- The Washington Times - Thursday, November 20, 2003

ASSOCIATED PRESS

His staff shaken but voters not stirred, Democrat John Kerry has made a sharp shift in rhetoric and tactics, including 24-hour campaign sprints and a full-court press in Iowa.

The New Englander trails so much in New Hampshire that he needs a seismic showing to salvage his campaign. Mr. Kerry is airing new ads and hiring campaign-tested strategists in hopes of regaining his political footing after firing his campaign manager and the subsequent departure of two senior advisers.

His new stump speech accuses President Bush of giving Americans a “raw deal” and promises a “real deal” — detailed solutions to the nation’s problems. Mr. Kerry also suggests that front-running rival Howard Dean has offered voters anger, not policy fixes.

Today, he takes the next step by offering a blueprint for the first 100 days of a Kerry presidency.

“I want to tell you about who I am, what I’m fighting for, and what — together — we can do for this country. I’m looking forward to this fight. And I intend to win this fight. Because I believe there are some things worth fighting for,” the Massachusetts senator says in an excerpt of his address to New Hampshire school children.

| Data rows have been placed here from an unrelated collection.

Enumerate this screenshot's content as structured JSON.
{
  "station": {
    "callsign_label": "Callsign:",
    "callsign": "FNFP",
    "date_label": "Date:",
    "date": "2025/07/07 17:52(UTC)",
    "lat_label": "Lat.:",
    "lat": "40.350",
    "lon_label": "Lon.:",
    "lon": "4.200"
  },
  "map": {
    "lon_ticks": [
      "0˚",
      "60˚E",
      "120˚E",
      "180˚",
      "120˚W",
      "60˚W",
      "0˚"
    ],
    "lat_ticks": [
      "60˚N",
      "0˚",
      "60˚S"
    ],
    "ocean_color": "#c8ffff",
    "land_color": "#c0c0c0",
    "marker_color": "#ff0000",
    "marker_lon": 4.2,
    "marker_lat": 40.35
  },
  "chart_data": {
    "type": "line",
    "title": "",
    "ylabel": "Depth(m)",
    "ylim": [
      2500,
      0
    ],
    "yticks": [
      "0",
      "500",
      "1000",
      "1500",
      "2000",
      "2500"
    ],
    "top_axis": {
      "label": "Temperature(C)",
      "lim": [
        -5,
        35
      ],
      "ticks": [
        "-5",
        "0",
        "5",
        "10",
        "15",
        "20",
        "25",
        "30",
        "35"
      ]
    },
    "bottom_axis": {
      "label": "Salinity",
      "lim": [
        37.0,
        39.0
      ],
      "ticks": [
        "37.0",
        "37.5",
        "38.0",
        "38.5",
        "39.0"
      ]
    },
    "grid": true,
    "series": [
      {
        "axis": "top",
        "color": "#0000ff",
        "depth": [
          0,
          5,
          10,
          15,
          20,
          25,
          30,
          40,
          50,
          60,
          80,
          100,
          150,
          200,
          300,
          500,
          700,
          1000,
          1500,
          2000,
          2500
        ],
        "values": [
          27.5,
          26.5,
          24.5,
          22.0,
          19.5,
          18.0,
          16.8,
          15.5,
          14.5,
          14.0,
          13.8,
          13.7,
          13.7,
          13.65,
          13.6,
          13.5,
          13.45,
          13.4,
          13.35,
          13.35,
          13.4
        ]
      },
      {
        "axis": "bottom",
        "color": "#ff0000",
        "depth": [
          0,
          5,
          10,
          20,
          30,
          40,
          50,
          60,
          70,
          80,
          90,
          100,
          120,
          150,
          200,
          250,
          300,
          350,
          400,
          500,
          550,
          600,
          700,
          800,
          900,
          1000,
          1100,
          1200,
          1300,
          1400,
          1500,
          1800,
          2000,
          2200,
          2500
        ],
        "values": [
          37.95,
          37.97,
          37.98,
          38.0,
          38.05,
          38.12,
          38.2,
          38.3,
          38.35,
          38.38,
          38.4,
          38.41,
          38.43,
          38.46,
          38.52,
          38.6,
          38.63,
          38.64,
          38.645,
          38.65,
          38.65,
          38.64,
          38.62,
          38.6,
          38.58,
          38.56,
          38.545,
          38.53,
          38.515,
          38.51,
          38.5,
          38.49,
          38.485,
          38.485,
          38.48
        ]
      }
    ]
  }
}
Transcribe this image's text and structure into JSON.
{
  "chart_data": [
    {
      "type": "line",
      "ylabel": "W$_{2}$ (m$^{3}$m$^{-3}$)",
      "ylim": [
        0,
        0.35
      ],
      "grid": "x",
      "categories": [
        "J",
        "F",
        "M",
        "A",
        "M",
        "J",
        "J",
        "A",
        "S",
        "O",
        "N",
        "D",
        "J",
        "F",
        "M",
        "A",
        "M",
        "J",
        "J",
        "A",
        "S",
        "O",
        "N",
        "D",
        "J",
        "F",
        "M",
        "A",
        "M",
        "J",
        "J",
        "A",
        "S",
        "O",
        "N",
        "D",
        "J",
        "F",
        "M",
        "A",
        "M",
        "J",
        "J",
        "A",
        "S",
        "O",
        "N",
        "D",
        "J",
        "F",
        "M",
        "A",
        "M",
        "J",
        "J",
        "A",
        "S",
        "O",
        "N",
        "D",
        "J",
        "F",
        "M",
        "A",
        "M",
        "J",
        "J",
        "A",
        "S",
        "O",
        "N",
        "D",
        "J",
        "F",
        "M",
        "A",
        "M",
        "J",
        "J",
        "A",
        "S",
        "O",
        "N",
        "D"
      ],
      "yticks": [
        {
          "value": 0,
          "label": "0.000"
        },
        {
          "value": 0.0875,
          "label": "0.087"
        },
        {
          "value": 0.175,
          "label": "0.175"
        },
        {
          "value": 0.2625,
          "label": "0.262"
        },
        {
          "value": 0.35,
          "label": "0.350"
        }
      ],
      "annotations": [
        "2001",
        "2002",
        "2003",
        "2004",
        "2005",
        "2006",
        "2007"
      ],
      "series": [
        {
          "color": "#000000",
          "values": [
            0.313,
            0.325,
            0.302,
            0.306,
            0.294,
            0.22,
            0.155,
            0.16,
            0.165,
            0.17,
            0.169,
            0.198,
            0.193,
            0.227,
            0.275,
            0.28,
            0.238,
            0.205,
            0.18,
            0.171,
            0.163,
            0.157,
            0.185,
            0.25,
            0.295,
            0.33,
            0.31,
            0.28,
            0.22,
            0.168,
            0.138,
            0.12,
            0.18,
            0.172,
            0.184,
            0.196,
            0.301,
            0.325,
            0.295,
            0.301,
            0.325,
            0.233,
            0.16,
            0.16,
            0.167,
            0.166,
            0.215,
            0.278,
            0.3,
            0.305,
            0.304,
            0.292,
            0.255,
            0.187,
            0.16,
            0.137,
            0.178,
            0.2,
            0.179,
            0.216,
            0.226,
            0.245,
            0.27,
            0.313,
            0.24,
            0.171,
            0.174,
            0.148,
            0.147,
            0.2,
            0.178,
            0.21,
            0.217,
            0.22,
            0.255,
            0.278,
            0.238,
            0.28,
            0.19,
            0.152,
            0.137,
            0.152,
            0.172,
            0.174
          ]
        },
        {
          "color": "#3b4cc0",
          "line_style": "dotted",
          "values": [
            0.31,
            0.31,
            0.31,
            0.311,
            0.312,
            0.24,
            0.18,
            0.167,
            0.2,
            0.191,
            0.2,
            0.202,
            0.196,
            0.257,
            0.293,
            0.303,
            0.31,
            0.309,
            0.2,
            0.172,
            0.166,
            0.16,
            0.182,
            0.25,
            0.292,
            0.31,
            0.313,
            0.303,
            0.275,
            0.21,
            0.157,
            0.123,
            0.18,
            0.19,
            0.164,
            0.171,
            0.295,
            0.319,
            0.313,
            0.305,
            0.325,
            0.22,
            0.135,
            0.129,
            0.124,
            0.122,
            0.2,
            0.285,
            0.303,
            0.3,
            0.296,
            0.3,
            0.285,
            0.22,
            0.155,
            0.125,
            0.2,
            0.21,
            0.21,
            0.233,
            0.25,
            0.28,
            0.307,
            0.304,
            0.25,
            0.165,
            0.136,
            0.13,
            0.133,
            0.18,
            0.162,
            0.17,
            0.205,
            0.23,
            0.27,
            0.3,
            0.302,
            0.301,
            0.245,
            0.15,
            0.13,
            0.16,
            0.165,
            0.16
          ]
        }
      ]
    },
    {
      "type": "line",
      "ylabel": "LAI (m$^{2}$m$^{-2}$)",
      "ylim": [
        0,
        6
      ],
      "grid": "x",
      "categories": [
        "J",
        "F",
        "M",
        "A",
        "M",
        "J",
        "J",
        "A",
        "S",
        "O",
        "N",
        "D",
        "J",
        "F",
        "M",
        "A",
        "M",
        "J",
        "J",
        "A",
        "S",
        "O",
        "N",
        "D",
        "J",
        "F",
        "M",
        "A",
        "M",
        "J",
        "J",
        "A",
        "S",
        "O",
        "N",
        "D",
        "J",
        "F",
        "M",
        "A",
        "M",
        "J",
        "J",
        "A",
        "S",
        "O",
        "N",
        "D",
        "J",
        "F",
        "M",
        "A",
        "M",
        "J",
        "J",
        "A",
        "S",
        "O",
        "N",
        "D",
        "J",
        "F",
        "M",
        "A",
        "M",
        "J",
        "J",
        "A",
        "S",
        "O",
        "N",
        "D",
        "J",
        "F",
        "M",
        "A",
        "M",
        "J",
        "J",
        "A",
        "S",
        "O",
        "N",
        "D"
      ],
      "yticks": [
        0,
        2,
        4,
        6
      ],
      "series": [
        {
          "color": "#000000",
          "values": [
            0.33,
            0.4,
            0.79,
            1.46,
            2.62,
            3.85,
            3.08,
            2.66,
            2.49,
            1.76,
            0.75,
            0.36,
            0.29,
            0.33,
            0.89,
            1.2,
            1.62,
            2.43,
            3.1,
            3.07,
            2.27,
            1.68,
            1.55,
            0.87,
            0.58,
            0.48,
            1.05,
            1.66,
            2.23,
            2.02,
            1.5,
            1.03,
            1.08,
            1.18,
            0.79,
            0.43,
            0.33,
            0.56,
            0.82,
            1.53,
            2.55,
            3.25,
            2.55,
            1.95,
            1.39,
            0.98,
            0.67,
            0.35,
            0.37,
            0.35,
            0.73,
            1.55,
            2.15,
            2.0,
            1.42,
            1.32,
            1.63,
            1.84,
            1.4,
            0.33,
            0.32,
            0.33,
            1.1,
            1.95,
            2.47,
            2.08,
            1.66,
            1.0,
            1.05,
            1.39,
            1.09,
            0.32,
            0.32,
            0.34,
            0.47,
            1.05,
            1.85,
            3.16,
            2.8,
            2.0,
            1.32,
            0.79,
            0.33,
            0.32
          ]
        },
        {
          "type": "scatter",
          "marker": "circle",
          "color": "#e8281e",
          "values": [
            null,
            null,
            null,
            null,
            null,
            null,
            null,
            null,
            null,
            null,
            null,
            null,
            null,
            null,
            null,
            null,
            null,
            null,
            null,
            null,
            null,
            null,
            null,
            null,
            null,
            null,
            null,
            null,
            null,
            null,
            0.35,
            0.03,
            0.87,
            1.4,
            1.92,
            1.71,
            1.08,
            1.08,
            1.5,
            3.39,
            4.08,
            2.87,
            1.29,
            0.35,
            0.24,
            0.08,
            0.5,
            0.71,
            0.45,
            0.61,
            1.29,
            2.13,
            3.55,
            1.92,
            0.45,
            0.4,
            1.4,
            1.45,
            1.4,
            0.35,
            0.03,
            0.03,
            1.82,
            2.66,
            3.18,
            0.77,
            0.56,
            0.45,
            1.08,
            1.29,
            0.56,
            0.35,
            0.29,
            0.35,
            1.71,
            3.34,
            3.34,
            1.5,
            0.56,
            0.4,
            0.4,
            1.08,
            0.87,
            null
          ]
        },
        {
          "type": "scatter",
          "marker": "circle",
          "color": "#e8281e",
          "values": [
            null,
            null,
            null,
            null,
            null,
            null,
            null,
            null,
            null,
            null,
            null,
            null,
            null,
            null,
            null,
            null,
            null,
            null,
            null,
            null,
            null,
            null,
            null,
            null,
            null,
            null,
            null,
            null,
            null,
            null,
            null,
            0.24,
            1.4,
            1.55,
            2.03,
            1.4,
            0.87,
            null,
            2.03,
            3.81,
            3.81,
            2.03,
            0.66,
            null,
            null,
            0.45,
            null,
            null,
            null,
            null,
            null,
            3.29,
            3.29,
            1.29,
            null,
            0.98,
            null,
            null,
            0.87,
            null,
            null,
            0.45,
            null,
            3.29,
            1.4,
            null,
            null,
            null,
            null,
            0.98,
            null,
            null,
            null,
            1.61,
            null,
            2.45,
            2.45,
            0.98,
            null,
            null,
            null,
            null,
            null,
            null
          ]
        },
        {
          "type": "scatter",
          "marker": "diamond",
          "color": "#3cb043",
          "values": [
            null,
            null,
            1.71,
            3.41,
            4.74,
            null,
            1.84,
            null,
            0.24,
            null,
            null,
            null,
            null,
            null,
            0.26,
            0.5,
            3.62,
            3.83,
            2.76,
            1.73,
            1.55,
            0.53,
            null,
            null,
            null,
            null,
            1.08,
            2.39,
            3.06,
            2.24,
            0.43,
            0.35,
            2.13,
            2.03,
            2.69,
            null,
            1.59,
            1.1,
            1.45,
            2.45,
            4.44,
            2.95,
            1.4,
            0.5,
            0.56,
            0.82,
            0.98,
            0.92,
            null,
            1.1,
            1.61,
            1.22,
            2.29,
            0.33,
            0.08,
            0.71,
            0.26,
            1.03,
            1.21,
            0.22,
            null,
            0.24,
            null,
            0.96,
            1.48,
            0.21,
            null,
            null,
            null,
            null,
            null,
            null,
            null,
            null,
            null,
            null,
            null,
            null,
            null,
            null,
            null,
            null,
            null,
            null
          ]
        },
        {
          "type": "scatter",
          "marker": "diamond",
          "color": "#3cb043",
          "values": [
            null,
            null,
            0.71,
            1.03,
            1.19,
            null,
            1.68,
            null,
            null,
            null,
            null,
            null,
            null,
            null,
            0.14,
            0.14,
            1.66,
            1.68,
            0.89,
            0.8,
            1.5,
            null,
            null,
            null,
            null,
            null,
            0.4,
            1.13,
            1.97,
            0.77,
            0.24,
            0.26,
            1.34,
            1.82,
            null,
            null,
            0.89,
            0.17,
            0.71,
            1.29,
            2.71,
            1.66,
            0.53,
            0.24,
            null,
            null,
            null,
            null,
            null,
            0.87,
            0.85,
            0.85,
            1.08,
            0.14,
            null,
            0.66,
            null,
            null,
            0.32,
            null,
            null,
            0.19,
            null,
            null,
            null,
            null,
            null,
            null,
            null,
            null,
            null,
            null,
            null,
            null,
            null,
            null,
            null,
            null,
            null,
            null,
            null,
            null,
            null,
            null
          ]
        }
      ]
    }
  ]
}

Mr. Kerry is expected to outline legislation, executive orders and other actions he would take to curb special interests, help the middle class and make U.S. foreign policy more open to allies. A mix of old and new initiatives are designed to reintroduce Mr. Kerry in New Hampshire, where he trails Mr. Dean by double digits in state polls, and strengthen his relatively solid standing in Iowa.

His latest ad accuses Mr. Bush of siding with pharmaceutical and insurance companies.

“I will work hard every single day to fight back and to win. I will never stop trying to change this country. Because this is not just about me,” Mr. Kerry says in today’s speech. “The fight I’m in isn’t half as hard as the fight of the people being left behind in the Bush economy, the soldiers being deserted in the Bush foreign policy, the Americans who can’t afford health care because George Bush has put lobbyists ahead of our families.”

The new stump speech has echoes of Al Gore’s pledge to “Stay and fight” — a mantra the sitting vice president used in Iowa as he rebounded against surging rival Bill Bradley during the 2000 primaries. Rep. Richard A. Gephardt won the 1988 Iowa caucuses with a motto of “It’s your fight, too.”

When the campaign began, Mr. Kerry was the presumptive front-runner and New Hampshire was expected to be an easy victory. But Mr. Dean’s Internet-driven, anti-establishment campaign caught Mr. Kerry by surprise, and the former Vermont governor now leads in New Hampshire polls.